The sector wasn't helped by UBS recommending investors should remain cautious, particularly towards miners exposed to copper and platinum group metals such as Kazakhmys (down 58p to 679.5p) and Antofagasta (44p lower at 1,032p).

Also on the loserboard – and not for the first time – was hedge fund giant Man Group, which set a fresh, 12-year low by retreating 4.55p to 73.1p.

In fact, by the bell there were only three risers on the benchmark index. They included BSkyB, as the satellite broadcaster crept up 2.5p to 693p after being cleared by a Competition Commission investigation into the pay-TV movie market.

Punters in the London Stock Exchange rushed to follow two of the bourse's largest investors out the door after Italian banks UniCredit and Intesa Sanpaolo both got rid of their stakes well below Tuesday's closing price of 1021p. With the two – who were the third and fourth-largest shareholders and together held 11.5 per cent of the company – selling at 960p, the LSE was knocked back 74p to 947p.

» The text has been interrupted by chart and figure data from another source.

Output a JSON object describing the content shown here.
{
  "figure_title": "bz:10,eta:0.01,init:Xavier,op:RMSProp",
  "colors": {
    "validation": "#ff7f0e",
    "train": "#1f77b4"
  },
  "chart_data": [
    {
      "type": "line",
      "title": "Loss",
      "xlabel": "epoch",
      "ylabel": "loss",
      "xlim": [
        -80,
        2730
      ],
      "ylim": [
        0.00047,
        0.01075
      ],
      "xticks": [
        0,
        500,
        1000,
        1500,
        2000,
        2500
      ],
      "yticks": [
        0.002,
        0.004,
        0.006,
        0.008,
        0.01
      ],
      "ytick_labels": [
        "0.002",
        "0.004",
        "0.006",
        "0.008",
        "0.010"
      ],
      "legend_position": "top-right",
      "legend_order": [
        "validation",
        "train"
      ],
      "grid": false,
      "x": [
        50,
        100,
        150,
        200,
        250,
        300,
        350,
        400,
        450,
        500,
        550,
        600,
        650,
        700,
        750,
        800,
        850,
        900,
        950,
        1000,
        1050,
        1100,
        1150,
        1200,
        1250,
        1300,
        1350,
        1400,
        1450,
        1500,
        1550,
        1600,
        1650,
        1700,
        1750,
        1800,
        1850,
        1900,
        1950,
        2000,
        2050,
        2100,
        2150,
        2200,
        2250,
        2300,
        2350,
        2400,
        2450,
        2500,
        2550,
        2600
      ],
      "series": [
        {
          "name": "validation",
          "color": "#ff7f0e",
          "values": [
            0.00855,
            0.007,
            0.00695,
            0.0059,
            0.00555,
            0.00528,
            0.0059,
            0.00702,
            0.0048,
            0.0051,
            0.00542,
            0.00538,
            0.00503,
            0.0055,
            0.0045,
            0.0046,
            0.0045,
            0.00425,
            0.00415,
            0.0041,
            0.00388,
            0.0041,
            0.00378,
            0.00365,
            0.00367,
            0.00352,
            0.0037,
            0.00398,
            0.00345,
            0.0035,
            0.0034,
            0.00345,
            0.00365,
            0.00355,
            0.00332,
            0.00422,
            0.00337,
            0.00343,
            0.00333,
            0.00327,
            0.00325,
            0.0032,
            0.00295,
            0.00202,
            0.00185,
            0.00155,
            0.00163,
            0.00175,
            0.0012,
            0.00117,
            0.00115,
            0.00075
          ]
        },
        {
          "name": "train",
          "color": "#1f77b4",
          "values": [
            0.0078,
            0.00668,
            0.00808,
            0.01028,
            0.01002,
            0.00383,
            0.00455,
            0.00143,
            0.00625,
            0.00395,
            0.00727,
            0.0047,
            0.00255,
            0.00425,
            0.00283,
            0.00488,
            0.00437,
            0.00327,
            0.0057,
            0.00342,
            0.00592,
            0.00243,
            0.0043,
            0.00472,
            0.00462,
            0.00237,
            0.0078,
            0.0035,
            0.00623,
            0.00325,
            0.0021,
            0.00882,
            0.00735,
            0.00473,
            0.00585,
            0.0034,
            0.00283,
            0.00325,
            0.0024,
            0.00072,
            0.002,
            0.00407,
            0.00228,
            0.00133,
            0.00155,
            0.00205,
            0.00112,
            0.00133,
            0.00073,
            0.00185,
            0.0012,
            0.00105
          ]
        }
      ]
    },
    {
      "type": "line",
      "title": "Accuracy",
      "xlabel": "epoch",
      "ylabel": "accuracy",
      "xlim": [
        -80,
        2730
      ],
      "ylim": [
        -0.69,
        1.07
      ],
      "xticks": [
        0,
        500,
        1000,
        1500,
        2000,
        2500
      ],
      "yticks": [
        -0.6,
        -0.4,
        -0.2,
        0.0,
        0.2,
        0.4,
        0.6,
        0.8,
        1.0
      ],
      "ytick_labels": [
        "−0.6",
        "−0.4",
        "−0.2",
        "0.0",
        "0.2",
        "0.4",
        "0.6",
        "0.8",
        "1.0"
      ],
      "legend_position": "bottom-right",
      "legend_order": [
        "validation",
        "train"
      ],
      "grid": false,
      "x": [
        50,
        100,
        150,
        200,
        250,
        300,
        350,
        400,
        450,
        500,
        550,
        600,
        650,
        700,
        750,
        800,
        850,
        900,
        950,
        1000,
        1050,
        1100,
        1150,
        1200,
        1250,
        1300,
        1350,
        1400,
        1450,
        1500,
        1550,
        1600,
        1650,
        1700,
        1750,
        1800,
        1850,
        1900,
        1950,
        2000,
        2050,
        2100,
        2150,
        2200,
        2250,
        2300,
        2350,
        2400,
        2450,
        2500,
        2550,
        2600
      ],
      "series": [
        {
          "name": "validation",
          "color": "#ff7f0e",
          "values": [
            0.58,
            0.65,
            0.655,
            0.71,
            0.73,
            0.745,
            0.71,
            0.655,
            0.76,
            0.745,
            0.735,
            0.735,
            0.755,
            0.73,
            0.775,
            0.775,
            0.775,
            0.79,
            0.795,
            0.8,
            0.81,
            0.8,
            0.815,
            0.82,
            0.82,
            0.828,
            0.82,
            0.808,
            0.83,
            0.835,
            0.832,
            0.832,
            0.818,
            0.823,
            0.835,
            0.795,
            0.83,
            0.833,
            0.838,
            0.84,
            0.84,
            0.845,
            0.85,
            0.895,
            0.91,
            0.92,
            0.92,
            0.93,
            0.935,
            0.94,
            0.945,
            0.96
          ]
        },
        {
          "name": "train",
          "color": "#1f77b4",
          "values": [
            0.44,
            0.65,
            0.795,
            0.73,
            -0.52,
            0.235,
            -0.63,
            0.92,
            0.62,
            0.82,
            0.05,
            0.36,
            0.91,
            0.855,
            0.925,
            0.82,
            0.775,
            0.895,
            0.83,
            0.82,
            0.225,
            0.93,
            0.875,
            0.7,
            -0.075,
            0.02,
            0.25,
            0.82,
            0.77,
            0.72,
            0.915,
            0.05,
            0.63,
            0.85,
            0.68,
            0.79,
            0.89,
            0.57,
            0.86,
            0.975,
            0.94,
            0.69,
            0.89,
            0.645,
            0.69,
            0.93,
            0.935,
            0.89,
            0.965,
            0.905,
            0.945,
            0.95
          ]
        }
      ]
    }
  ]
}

Aquarius Platinum finished 8.4p lower at 74.8p as the miner admitted output at its Mimosa mine in Zimbabwe would be 70 per cent lower for the next three weeks following a fire, although it said its stockpiles were more than large enough to cover the expected drop in production.

There was some relief among investors in FirstGroup after the public transport company's final results contained no nasty surprises. With the figures coming in the wake of March's profits warning, the firm accelerated 15.2p to 220.1p as it revealed that it was going to get rid of more of its bus operations.

The bid battle for Cove Energy is not over yet, if the punters are to be believed. After Thailand's PTT Exploration and Production trumped the 220p approach from Royal Dutch Shell (down 47.5p to 2,039p) by offering 240p a share, the Mozambique-focused driller moved even higher, shooting up 26p to 250p.

Meanwhile, fellow explorer Roxi Petroleum was also in demand after saying it was encouraged by the latest update from its drilling in Kazakhstan, prompting the tiddler to advance 1p – or 36 per cent – to 3.75p.